Tony Dunbar, a New Orleans-based attorney and award winning author, created his seventh mystery in the Tubby Dubonnet series in order to capture the grim picture of the Crescent City in those days of chaos only five years ago. As Tubby’s tries to save his kidnapped daughter, Dunbar explores the struggles surrounding the Convention Center, the flooding jail, and the incompetence of state and local authorities. Dunbar’s depiction of the aftermath surrounding this horrific event has received high praise and many glowing reviews; Kirkus Reviews wrote that “Dunbar ushers in the era of Hurricane Katrina fiction [and] scores an even more decisive bull’s eye in his account of the disaster after the disaster.”

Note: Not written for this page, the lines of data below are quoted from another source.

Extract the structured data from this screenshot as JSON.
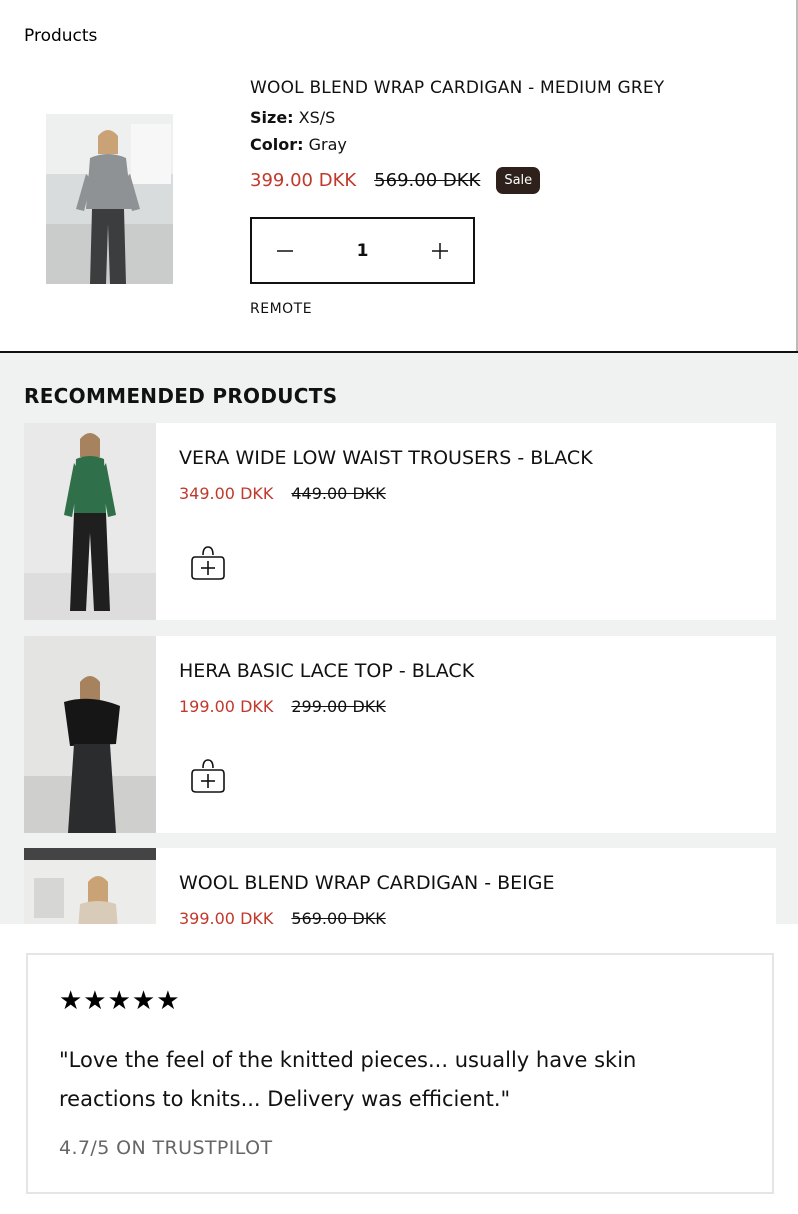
{
  "products_label": "Products",
  "cart_item": {
    "title": "WOOL BLEND WRAP CARDIGAN - MEDIUM GREY",
    "size_label": "Size:",
    "size_value": "XS/S",
    "color_label": "Color:",
    "color_value": "Gray",
    "sale_price": "399.00 DKK",
    "original_price": "569.00 DKK",
    "badge": "Sale",
    "quantity": "1",
    "remote_label": "REMOTE"
  },
  "recommended": {
    "heading": "RECOMMENDED PRODUCTS",
    "items": [
      {
        "name": "VERA WIDE LOW WAIST TROUSERS - BLACK",
        "price": "349.00 DKK",
        "original_price": "449.00 DKK",
        "icon": "add-to-bag-icon"
      },
      {
        "name": "HERA BASIC LACE TOP - BLACK",
        "price": "199.00 DKK",
        "original_price": "299.00 DKK",
        "icon": "add-to-bag-icon"
      },
      {
        "name": "WOOL BLEND WRAP CARDIGAN - BEIGE",
        "price": "399.00 DKK",
        "original_price": "569.00 DKK",
        "icon": "add-to-bag-icon"
      }
    ]
  },
  "review": {
    "stars": "★★★★★",
    "rating": 5,
    "quote": "\"Love the feel of the knitted pieces... usually have skin reactions to knits... Delivery was efficient.\"",
    "trustpilot": "4.7/5 ON TRUSTPILOT"
  },
  "colors": {
    "sale": "#c0392b",
    "badge_bg": "#2e201b",
    "section_bg": "#f0f2f1"
  }
}
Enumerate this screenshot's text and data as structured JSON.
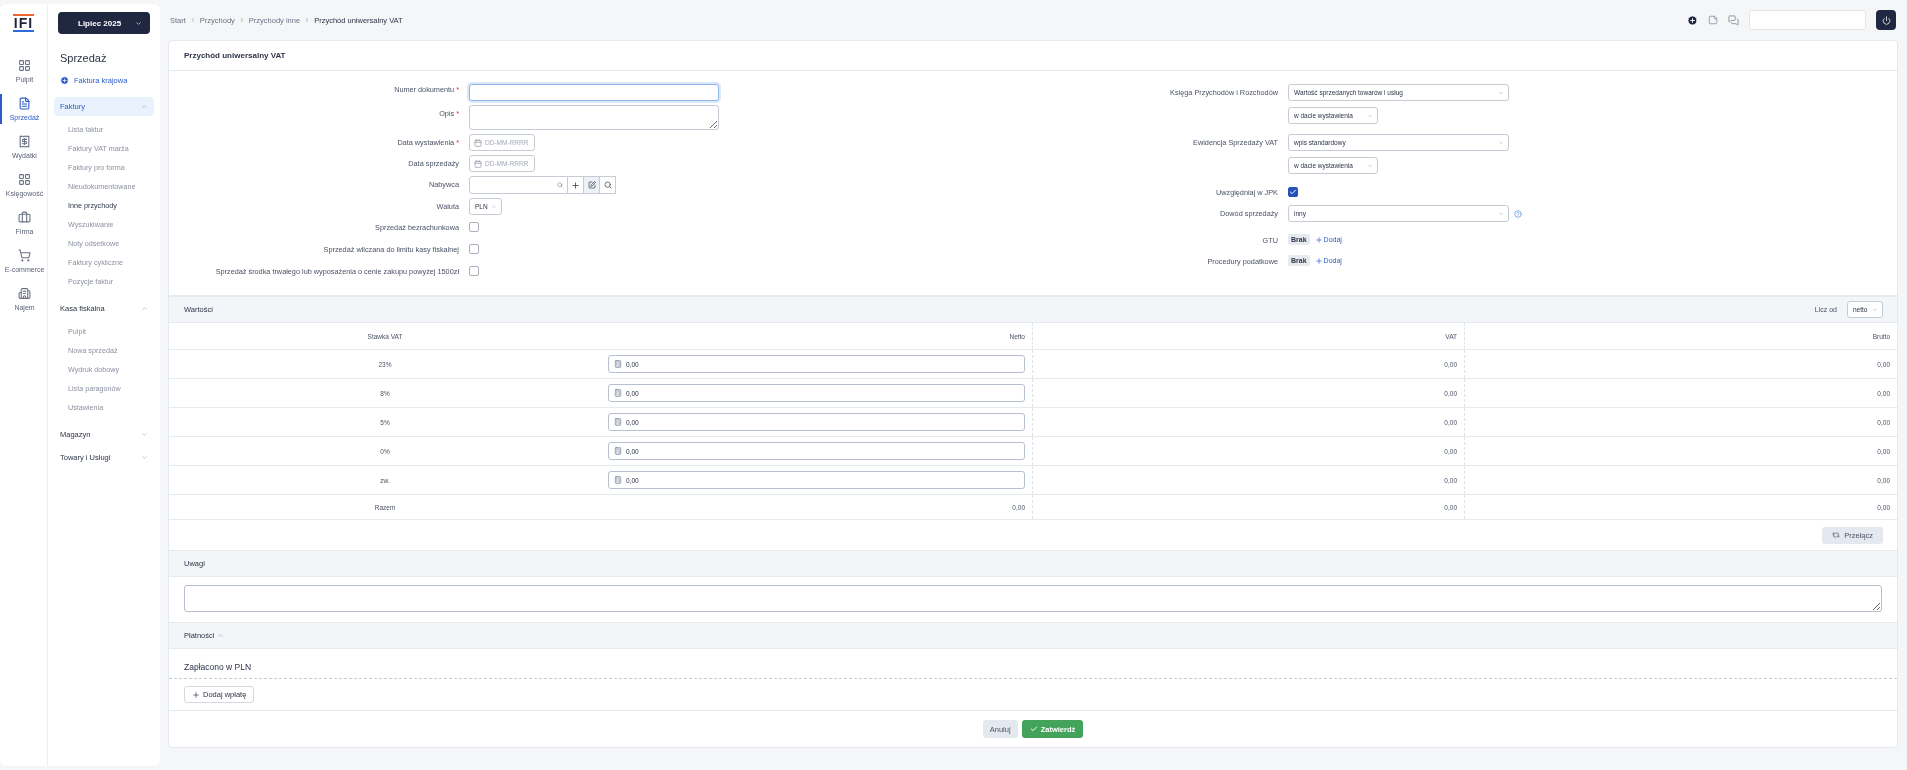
{
  "logo": "IFI",
  "rail": [
    {
      "label": "Pulpit",
      "kind": "dashboard",
      "selected": false
    },
    {
      "label": "Sprzedaż",
      "kind": "sales",
      "selected": true
    },
    {
      "label": "Wydatki",
      "kind": "expenses",
      "selected": false
    },
    {
      "label": "Księgowość",
      "kind": "accounting",
      "selected": false
    },
    {
      "label": "Firma",
      "kind": "company",
      "selected": false
    },
    {
      "label": "E-commerce",
      "kind": "cart",
      "selected": false
    },
    {
      "label": "Najem",
      "kind": "rent",
      "selected": false
    }
  ],
  "month_picker": "Lipiec 2025",
  "sidebar": {
    "title": "Sprzedaż",
    "new_link": "Faktura krajowa",
    "groups": [
      {
        "label": "Faktury",
        "expanded": true,
        "selected": true,
        "items": [
          {
            "label": "Lista faktur",
            "selected": false
          },
          {
            "label": "Faktury VAT marża",
            "selected": false
          },
          {
            "label": "Faktury pro forma",
            "selected": false
          },
          {
            "label": "Nieudokumentowane",
            "selected": false
          },
          {
            "label": "Inne przychody",
            "selected": true
          },
          {
            "label": "Wyszukiwanie",
            "selected": false
          },
          {
            "label": "Noty odsetkowe",
            "selected": false
          },
          {
            "label": "Faktury cykliczne",
            "selected": false
          },
          {
            "label": "Pozycje faktur",
            "selected": false
          }
        ]
      },
      {
        "label": "Kasa fiskalna",
        "expanded": true,
        "selected": false,
        "items": [
          {
            "label": "Pulpit",
            "selected": false
          },
          {
            "label": "Nowa sprzedaż",
            "selected": false
          },
          {
            "label": "Wydruk dobowy",
            "selected": false
          },
          {
            "label": "Lista paragonów",
            "selected": false
          },
          {
            "label": "Ustawienia",
            "selected": false
          }
        ]
      },
      {
        "label": "Magazyn",
        "expanded": false,
        "selected": false
      },
      {
        "label": "Towary i Usługi",
        "expanded": false,
        "selected": false
      }
    ]
  },
  "breadcrumb": [
    "Start",
    "Przychody",
    "Przychody inne",
    "Przychód uniwersalny VAT"
  ],
  "card_title": "Przychód uniwersalny VAT",
  "form_left": [
    {
      "kind": "text",
      "label": "Numer dokumentu",
      "required_mark": "*"
    },
    {
      "kind": "textarea",
      "label": "Opis",
      "required_mark": "*"
    },
    {
      "kind": "date",
      "label": "Data wystawienia",
      "required_mark": "*",
      "placeholder": "DD-MM-RRRR"
    },
    {
      "kind": "date",
      "label": "Data sprzedaży",
      "placeholder": "DD-MM-RRRR"
    },
    {
      "kind": "buyer",
      "label": "Nabywca"
    },
    {
      "kind": "select",
      "label": "Waluta",
      "value": "PLN"
    },
    {
      "kind": "checkbox",
      "label": "Sprzedaż bezrachunkowa",
      "checked": false
    },
    {
      "kind": "checkbox",
      "label": "Sprzedaż wliczana do limitu kasy fiskalnej",
      "checked": false
    },
    {
      "kind": "checkbox",
      "label": "Sprzedaż środka trwałego lub wyposażenia o cenie zakupu powyżej 1500zł",
      "checked": false
    }
  ],
  "form_right": [
    {
      "kind": "selects",
      "label": "Księga Przychodów i Rozchodów",
      "values": [
        "Wartość sprzedanych towarów i usług",
        "w dacie wystawienia"
      ]
    },
    {
      "kind": "selects",
      "label": "Ewidencja Sprzedaży VAT",
      "values": [
        "wpis standardowy",
        "w dacie wystawienia"
      ]
    },
    {
      "kind": "checkbox",
      "label": "Uwzględniaj w JPK",
      "checked": true
    },
    {
      "kind": "selects",
      "label": "Dowód sprzedaży",
      "values": [
        "inny"
      ],
      "help": true
    },
    {
      "kind": "tags",
      "label": "GTU",
      "tag": "Brak",
      "action": "Dodaj"
    },
    {
      "kind": "tags",
      "label": "Procedury podatkowe",
      "tag": "Brak",
      "action": "Dodaj"
    }
  ],
  "values": {
    "title": "Wartości",
    "calc_label": "Licz od",
    "calc_value": "netto",
    "columns": [
      "Stawka VAT",
      "Netto",
      "VAT",
      "Brutto"
    ],
    "rows": [
      {
        "rate": "23%",
        "net": "0,00",
        "vat": "0,00",
        "gross": "0,00"
      },
      {
        "rate": "8%",
        "net": "0,00",
        "vat": "0,00",
        "gross": "0,00"
      },
      {
        "rate": "5%",
        "net": "0,00",
        "vat": "0,00",
        "gross": "0,00"
      },
      {
        "rate": "0%",
        "net": "0,00",
        "vat": "0,00",
        "gross": "0,00"
      },
      {
        "rate": "zw.",
        "net": "0,00",
        "vat": "0,00",
        "gross": "0,00"
      }
    ],
    "total": {
      "label": "Razem",
      "net": "0,00",
      "vat": "0,00",
      "gross": "0,00"
    },
    "switch_button": "Przełącz"
  },
  "notes": {
    "title": "Uwagi"
  },
  "payments": {
    "title": "Płatności",
    "expanded": true,
    "paid_label": "Zapłacono w PLN",
    "add_button": "Dodaj wpłatę"
  },
  "actions": {
    "cancel": "Anuluj",
    "confirm": "Zatwierdź"
  }
}
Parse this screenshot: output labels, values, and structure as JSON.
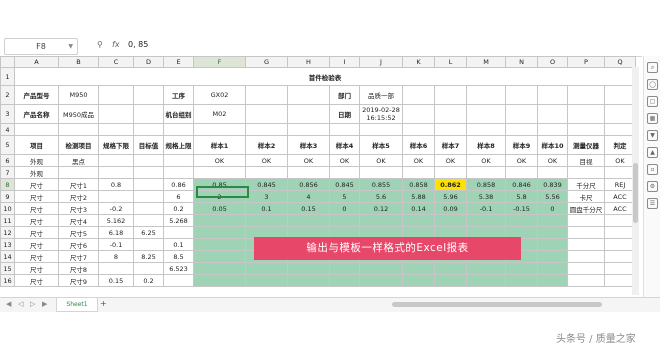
{
  "formula_bar": {
    "cell_ref": "F8",
    "fx_label": "fx",
    "value": "0, 85"
  },
  "columns": [
    "A",
    "B",
    "C",
    "D",
    "E",
    "F",
    "G",
    "H",
    "I",
    "J",
    "K",
    "L",
    "M",
    "N",
    "O",
    "P",
    "Q"
  ],
  "row_numbers": [
    "1",
    "2",
    "3",
    "4",
    "5",
    "6",
    "7",
    "8",
    "9",
    "10",
    "11",
    "12",
    "13",
    "14",
    "15",
    "16"
  ],
  "sheet": {
    "title": "首件检验表",
    "r2": {
      "product_no_label": "产品型号",
      "product_no": "M950",
      "process_label": "工序",
      "process": "GX02",
      "dept_label": "部门",
      "dept": "品质一部"
    },
    "r3": {
      "product_name_label": "产品名称",
      "product_name": "M950成品",
      "machine_label": "机台组别",
      "machine": "M02",
      "date_label": "日期",
      "date": "2019-02-28",
      "time": "16:15:52"
    },
    "headers": [
      "项目",
      "检测项目",
      "规格下限",
      "目标值",
      "规格上限",
      "样本1",
      "样本2",
      "样本3",
      "样本4",
      "样本5",
      "样本6",
      "样本7",
      "样本8",
      "样本9",
      "样本10",
      "测量仪器",
      "判定"
    ],
    "r6": [
      "外观",
      "黑点",
      "",
      "",
      "",
      "OK",
      "OK",
      "OK",
      "OK",
      "OK",
      "OK",
      "OK",
      "OK",
      "OK",
      "OK",
      "目视",
      "OK"
    ],
    "r7": [
      "外观",
      "",
      "",
      "",
      "",
      "",
      "",
      "",
      "",
      "",
      "",
      "",
      "",
      "",
      "",
      "",
      ""
    ],
    "r8": [
      "尺寸",
      "尺寸1",
      "0.8",
      "",
      "0.86",
      "0.85",
      "0.845",
      "0.856",
      "0.845",
      "0.855",
      "0.858",
      "0.862",
      "0.858",
      "0.846",
      "0.839",
      "千分尺",
      "REJ"
    ],
    "r9": [
      "尺寸",
      "尺寸2",
      "",
      "",
      "6",
      "2",
      "3",
      "4",
      "5",
      "5.6",
      "5.88",
      "5.96",
      "5.38",
      "5.8",
      "5.56",
      "卡尺",
      "ACC"
    ],
    "r10": [
      "尺寸",
      "尺寸3",
      "-0.2",
      "",
      "0.2",
      "0.05",
      "0.1",
      "0.15",
      "0",
      "0.12",
      "0.14",
      "0.09",
      "-0.1",
      "-0.15",
      "0",
      "圆盘千分尺",
      "ACC"
    ],
    "r11": [
      "尺寸",
      "尺寸4",
      "5.162",
      "",
      "5.268"
    ],
    "r12": [
      "尺寸",
      "尺寸5",
      "6.18",
      "6.25",
      ""
    ],
    "r13": [
      "尺寸",
      "尺寸6",
      "-0.1",
      "",
      "0.1"
    ],
    "r14": [
      "尺寸",
      "尺寸7",
      "8",
      "8.25",
      "8.5"
    ],
    "r15": [
      "尺寸",
      "尺寸8",
      "",
      "",
      "6.523"
    ],
    "r16": [
      "尺寸",
      "尺寸9",
      "0.15",
      "0.2",
      ""
    ]
  },
  "sheet_tab": "Sheet1",
  "add_sheet": "+",
  "banner_text": "输出与模板一样格式的Excel报表",
  "watermark": "头条号 / 质量之家"
}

Additionally, Rod Davis, a Texas-based writer and editor and author of the Pen/Southwest Fiction Award-winning Corina’s Way, spent several weeks in New Orleans during the aftermath of Katrina and was able to meet with survivors and see the damage firsthand. He is writing a new novel based on of his “kind of witness-bearing” that he will forever remember. On his blog, Ochosi Chronicles, Davis writes:
It has taken me most of this time to feel that I could write about it in fiction, which I am now doing for a new novel for NewSouth Books. … We all remember what happened, and what didn’t happen, and what needs to happen. … I think everyone who cares about the South can never forget the meaning of Katrina. And not just the damage from the storm. The way the most important city in the South, if not the U.S., was left to die. And that it has not done so.
While some may believe that the proper literary respect has not been given to Hurricane Katrina and its aftershocks, NewSouth Books, along with Tony Dunbar and Rod Davis, has been working hard to present titles that convey the experience of the storm.